After training, retrieve evaluation results from the `History` object:

```java
History history = sd.fit(trainIter, 10);
Evaluation eval = (Evaluation) history.finalTrainEvaluations().evaluation("output");
System.out.println(eval.stats());
```

Supported evaluation classes include `Evaluation`, `RegressionEvaluation`, `ROC`, `ROCMultiClass`, and others from the `org.nd4j.evaluation` package.
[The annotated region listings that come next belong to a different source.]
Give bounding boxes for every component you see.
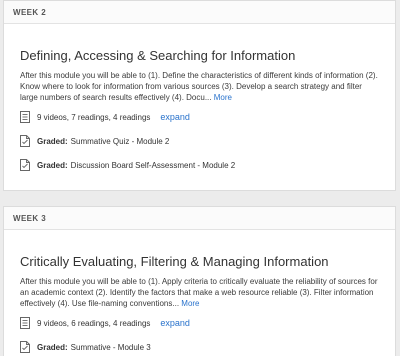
more-link[interactable]: More xyxy=(214,93,232,102)
expand-link[interactable]: expand xyxy=(160,318,190,328)
graded-title: Discussion Board Self-Assessment - Modul… xyxy=(70,160,236,170)
week-card: WEEK 2 Defining, Accessing & Searching f… xyxy=(3,0,396,191)
graded-item[interactable]: Graded: Summative - Module 3 xyxy=(20,340,379,354)
module-title: Defining, Accessing & Searching for Info… xyxy=(20,48,296,63)
stats-text: 9 videos, 7 readings, 4 readings xyxy=(37,112,151,122)
week-label: WEEK 2 xyxy=(4,1,395,24)
graded-item[interactable]: Graded: Summative Quiz - Module 2 xyxy=(20,134,379,148)
week-card: WEEK 3 Critically Evaluating, Filtering … xyxy=(3,206,396,356)
document-list-icon xyxy=(20,317,30,329)
graded-page-icon xyxy=(20,341,30,353)
module-body: Critically Evaluating, Filtering & Manag… xyxy=(4,254,395,354)
graded-prefix: Graded: xyxy=(37,160,68,170)
module-stats: 9 videos, 7 readings, 4 readings expand xyxy=(20,110,379,124)
module-stats: 9 videos, 6 readings, 4 readings expand xyxy=(20,316,379,330)
graded-title: Summative Quiz - Module 2 xyxy=(70,136,170,146)
expand-link[interactable]: expand xyxy=(160,112,190,122)
graded-title: Summative - Module 3 xyxy=(70,342,151,352)
week-label: WEEK 3 xyxy=(4,207,395,230)
module-description: After this module you will be able to (1… xyxy=(20,276,379,309)
graded-page-icon xyxy=(20,159,30,171)
page: WEEK 2 Defining, Accessing & Searching f… xyxy=(0,0,400,356)
module-title: Critically Evaluating, Filtering & Manag… xyxy=(20,254,329,269)
graded-page-icon xyxy=(20,135,30,147)
module-description: After this module you will be able to (1… xyxy=(20,70,379,103)
more-link[interactable]: More xyxy=(181,299,199,308)
document-list-icon xyxy=(20,111,30,123)
graded-prefix: Graded: xyxy=(37,342,68,352)
module-body: Defining, Accessing & Searching for Info… xyxy=(4,48,395,172)
graded-prefix: Graded: xyxy=(37,136,68,146)
graded-item[interactable]: Graded: Discussion Board Self-Assessment… xyxy=(20,158,379,172)
stats-text: 9 videos, 6 readings, 4 readings xyxy=(37,318,151,328)
module-description-text: After this module you will be able to (1… xyxy=(20,71,378,102)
## End-to-End Training Example

The following is a complete example of training a two-layer classifier on MNIST:

```java
import org.nd4j.autodiff.samediff.SameDiff;
import org.nd4j.autodiff.samediff.SDVariable;
import org.nd4j.autodiff.samediff.TrainingConfig;
import org.nd4j.linalg.api.buffer.DataType;
import org.nd4j.linalg.learning.config.Adam;
import org.nd4j.evaluation.classification.Evaluation;
import org.deeplearning4j.datasets.iterator.impl.MnistDataSetIterator;
import org.nd4j.weightinit.impl.XavierInitScheme;

// 1. Build graph
SameDiff sd = SameDiff.create();

SDVariable input  = sd.placeHolder("input",  DataType.FLOAT, -1, 784);
SDVariable labels = sd.placeHolder("labels", DataType.FLOAT, -1, 10);

SDVariable w1 = sd.var("w1", new XavierInitScheme('c', 784, 256), DataType.FLOAT, 784, 256);
SDVariable b1 = sd.var("b1", DataType.FLOAT, 256);
SDVariable w2 = sd.var("w2", new XavierInitScheme('c', 256, 10), DataType.FLOAT, 256, 10);
SDVariable b2 = sd.var("b2", DataType.FLOAT, 10);

SDVariable hidden = sd.nn.relu("hidden", input.mmul(w1).add(b1), 0);
SDVariable logits = hidden.mmul(w2).add(b2);
SDVariable output = sd.nn.softmax("output", logits);
SDVariable loss   = sd.loss.softmaxCrossEntropy("loss", labels, logits, null);

// 2. Configure training
TrainingConfig config = TrainingConfig.builder()
    .updater(new Adam(1e-3))
    .dataSetFeatureMapping("input")
    .dataSetLabelMapping("labels")
    .lossVariables("loss")
    .trainEvaluations("output", 0, new Evaluation())
    .build();

sd.setTrainingConfig(config);

// 3. Load data
MnistDataSetIterator trainIter = new MnistDataSetIterator(64, true,  12345);
MnistDataSetIterator testIter  = new MnistDataSetIterator(64, false, 12345);

// 4. Train
History history = sd.fit()
    .train(trainIter, 10)
    .validate(testIter, 1)
    .execute();

// 5. Report results
System.out.println("Train losses: " + history.trainingLoss().meanLoss());

Evaluation eval = (Evaluation) history.finalTrainEvaluations().evaluation("output");
System.out.println(eval.stats());
```

## Controlling Which Parameters Are Trained

By default, all `VARIABLE`-type `SDVariable` instances in the graph are trained. To freeze specific parameters, convert them to constants before calling `fit()`:

```java
// Freeze encoder weights — they will not be updated
sd.convertToConstant(sd.getVariable("encoder_w1"));
sd.convertToConstant(sd.getVariable("encoder_w2"));

// Only decoder weights will be trained
sd.fit(trainIter, 10);
```

To unfreeze later:

```java
sd.convertToVariable(sd.getVariable("encoder_w1"));
```

## Gradient Clipping

Apply gradient clipping globally via the `TrainingConfig`:

```java
TrainingConfig config = TrainingConfig.builder()
    .updater(new Adam(1e-3))
    .dataSetFeatureMapping("input")
    .dataSetLabelMapping("labels")
    .lossVariables("loss")
    .gradientClipping(GradientClipping.ClipL2Norm, 1.0)   // clip gradient L2 norm to 1.0
    .build();
```

Available clipping strategies: `ClipL2Norm`, `ClipElementWiseAbsoluteValue`.